Masca las palabras, engulle
las frases, saborea los párrafos, se
bebe los versos. Ingiere capítulos, índices y prólogos. Roe con ímpetu las
hojas, paladeando las portadas y las hojas de guarda.
Nada le es ajeno. Entre bocado
y bocado, sonríe con Fante y llora con Mishima. Flaubert lo enardece,
adora a Highsmith. Invariablemente, sufre con Valente y con Bernhard. Lo hipnotizan
Padura, McCarthy, Modiano, Carter, Oates.
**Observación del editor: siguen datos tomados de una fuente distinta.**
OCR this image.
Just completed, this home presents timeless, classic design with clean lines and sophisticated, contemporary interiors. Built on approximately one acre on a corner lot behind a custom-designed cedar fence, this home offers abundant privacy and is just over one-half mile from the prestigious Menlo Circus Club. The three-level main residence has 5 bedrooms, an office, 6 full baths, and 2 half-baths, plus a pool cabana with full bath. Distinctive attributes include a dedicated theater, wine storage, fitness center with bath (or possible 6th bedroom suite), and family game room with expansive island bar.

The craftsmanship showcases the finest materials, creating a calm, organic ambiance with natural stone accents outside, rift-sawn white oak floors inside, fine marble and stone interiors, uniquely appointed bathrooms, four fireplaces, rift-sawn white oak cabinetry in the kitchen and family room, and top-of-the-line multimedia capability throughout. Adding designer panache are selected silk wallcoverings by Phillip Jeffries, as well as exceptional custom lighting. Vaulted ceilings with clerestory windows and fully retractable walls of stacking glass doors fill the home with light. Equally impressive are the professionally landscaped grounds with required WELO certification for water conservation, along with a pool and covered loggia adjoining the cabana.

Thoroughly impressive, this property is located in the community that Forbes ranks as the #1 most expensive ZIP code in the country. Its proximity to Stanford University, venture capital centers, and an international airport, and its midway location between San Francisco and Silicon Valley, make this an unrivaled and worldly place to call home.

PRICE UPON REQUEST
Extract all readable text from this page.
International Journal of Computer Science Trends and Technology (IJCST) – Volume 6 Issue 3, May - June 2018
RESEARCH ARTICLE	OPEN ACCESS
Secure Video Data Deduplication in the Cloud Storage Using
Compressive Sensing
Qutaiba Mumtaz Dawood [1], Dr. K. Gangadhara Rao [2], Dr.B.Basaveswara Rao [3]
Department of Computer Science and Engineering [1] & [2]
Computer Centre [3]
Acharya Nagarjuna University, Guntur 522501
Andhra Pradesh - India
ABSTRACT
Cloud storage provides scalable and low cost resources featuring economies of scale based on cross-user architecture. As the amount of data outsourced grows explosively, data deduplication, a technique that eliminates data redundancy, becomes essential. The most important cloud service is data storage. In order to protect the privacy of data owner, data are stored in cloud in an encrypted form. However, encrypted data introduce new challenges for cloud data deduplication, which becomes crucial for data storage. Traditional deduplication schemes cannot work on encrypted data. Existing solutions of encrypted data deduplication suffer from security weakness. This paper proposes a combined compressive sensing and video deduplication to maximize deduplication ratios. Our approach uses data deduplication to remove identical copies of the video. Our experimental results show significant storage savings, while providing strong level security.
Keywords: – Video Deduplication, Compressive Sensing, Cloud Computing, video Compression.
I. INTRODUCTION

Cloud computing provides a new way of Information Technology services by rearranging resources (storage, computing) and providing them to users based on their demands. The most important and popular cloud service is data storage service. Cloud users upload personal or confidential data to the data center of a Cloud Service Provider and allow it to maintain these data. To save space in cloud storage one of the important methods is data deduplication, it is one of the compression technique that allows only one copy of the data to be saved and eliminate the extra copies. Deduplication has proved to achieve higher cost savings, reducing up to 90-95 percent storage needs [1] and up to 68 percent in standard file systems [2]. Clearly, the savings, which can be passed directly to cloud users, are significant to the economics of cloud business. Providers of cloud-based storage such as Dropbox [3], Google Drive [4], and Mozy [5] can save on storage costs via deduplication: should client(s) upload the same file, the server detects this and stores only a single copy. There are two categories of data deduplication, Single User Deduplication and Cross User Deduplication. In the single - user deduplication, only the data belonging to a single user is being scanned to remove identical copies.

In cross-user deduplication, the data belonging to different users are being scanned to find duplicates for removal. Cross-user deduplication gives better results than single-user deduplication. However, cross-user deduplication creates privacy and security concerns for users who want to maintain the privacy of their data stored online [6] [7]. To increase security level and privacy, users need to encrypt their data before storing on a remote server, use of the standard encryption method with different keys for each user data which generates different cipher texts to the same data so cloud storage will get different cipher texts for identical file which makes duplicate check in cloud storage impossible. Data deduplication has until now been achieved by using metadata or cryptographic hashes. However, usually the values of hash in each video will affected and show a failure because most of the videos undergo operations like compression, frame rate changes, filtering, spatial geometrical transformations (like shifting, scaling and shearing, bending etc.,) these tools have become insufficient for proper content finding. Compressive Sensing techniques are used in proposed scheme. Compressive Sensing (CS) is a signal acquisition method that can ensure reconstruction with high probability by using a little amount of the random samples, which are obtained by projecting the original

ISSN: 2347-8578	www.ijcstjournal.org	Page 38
Muerde de unos y otras, con
digestiones a veces lentas y fatigosas, y otras, veloces, esperando al próximo
bocado.
Un lomo, un anagrama, una
reseña, un titular, lo hacen imaginar el banquete ideal una y otra vez:
entrantes de Vila-Matas, primer plato de Melville (traído por Bartleby, of
course), segundo de Yourcenar, uno más -por favor- de Pamuck. Y quizás, si lo anteriores son cortos, un
postrecillo de Durrell, Inoué o Zweig.
En la siesta, las páginas
abanican sus sueños, mientras sus personajes preferidos corren revueltos,
envueltos en el bolo alimenticio que nutre su existencia.